Casey Affleck won a Golden Globe for his lead role in Manchester by the Sea. The trophy significantly raises his odds for receiving an Oscar nomination—along with the film’s near universal acclaim from film critics and its respectable box office.
With Manchester by the Sea, writer-director Kenneth Lonergan has fashioned a character study in disappointment, loss and muddling through. Affleck fully inhabits his aimless protagonist, Lee, an inarticulate man who could have figured in an ‘80s Springsteen song. Toiling as an apartment building janitor in Boston (Casey’s accent is far superior to brother Ben’s in Live by Night), Lee shovels snow, fixes drains, calks tubs and shrugs his way through work unless a tenant gets needlessly nasty. Then he’ll fire back. He drinks alone in bars, grows paranoid, can’t respond to conversation but can start a fight.
One day a phone call interrupts the monotony of his life. His brother had a heart attack. Lee arrives back home in the small town of Manchester but too late by half an hour. His brother is dead. Lee begins to sort through the debris of a life just ended and examine the ruins of his own past.

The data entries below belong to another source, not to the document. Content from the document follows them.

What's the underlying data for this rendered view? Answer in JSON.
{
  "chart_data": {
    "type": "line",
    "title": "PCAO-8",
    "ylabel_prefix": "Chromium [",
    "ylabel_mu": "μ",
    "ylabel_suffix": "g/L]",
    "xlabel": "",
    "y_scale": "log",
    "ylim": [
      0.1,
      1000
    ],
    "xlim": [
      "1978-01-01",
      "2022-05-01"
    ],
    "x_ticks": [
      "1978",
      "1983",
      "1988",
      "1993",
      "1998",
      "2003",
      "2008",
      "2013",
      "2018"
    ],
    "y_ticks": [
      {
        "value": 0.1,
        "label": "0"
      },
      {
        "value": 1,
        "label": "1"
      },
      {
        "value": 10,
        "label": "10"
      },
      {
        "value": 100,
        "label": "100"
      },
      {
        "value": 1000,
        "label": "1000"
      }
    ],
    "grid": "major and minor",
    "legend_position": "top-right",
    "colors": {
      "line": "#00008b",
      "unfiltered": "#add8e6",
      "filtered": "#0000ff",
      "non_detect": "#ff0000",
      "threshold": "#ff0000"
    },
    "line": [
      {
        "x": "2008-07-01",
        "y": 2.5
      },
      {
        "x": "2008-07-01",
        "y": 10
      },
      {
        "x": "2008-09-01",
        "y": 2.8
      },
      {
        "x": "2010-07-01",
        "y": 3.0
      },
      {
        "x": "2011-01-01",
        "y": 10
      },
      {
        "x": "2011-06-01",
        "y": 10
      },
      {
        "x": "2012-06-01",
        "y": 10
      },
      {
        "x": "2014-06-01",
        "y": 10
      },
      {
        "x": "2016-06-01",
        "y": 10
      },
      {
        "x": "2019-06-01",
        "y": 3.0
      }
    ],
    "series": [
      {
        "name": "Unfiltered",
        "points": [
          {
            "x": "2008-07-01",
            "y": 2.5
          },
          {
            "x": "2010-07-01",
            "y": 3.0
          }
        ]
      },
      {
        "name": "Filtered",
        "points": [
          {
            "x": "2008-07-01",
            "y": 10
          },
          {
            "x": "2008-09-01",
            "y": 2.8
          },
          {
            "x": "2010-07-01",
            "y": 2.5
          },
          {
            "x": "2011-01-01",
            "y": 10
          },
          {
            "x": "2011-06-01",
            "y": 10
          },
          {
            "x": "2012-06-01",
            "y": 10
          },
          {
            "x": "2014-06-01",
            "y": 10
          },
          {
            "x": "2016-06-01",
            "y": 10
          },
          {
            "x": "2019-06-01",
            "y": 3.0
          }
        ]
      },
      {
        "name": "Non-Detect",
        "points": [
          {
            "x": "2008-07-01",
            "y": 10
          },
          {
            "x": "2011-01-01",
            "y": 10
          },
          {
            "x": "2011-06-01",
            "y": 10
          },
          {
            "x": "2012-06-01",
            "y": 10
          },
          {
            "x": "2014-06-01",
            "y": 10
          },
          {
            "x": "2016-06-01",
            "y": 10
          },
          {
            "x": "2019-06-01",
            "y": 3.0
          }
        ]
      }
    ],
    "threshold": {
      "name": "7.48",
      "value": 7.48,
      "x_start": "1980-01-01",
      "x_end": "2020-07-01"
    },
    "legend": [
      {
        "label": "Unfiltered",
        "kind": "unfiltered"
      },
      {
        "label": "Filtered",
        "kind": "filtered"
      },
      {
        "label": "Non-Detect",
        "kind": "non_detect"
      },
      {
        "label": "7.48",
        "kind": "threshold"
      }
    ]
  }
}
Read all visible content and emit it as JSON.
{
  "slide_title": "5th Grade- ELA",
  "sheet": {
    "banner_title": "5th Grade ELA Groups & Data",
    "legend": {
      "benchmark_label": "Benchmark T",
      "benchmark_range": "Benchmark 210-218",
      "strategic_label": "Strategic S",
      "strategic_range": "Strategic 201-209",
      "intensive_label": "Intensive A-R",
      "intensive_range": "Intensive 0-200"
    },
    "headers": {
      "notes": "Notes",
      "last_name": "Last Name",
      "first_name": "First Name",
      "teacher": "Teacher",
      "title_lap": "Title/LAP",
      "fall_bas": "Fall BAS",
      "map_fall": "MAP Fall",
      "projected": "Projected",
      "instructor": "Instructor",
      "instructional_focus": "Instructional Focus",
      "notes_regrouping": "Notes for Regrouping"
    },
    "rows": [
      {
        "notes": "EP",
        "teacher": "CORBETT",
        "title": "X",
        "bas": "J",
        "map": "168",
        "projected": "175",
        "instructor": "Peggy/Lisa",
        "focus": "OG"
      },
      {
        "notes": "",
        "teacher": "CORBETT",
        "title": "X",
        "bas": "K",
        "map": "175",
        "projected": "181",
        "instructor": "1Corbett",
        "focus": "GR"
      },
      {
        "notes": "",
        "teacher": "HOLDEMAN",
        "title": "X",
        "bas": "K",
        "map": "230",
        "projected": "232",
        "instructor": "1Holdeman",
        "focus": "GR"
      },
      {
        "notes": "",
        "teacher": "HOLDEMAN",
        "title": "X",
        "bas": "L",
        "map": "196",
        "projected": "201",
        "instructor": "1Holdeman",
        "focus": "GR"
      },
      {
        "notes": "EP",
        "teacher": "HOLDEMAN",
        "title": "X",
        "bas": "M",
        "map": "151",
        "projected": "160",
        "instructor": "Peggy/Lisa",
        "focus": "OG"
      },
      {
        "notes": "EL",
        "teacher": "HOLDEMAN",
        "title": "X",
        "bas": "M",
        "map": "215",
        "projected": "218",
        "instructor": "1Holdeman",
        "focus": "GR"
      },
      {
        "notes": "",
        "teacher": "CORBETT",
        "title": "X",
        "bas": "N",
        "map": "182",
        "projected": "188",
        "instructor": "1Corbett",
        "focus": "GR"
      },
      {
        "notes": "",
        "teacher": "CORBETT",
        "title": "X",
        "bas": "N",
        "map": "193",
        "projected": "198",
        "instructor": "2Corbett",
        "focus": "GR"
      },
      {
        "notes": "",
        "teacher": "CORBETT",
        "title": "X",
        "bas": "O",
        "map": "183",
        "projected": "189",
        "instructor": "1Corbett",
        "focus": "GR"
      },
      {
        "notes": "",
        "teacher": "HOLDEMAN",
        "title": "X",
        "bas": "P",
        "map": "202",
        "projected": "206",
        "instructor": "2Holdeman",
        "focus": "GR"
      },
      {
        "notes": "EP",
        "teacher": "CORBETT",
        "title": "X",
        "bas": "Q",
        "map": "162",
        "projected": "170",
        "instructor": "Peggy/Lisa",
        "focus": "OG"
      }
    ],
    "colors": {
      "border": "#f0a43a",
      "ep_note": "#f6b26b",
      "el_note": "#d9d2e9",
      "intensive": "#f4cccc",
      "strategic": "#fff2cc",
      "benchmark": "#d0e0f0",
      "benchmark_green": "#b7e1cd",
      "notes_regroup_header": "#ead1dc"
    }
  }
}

Affleck’s role demands no charisma, no grand professions of passion or heroism—and yet must have gravity and sympathy. Lee is a tragic figure, we learn through flashbacks that fill a significant amount of screen-time, and a numb callous covers his pain. Affleck deserves a nod from the Academy’s nominating committee. It will be interesting to see who will be his competitors for Best Actor.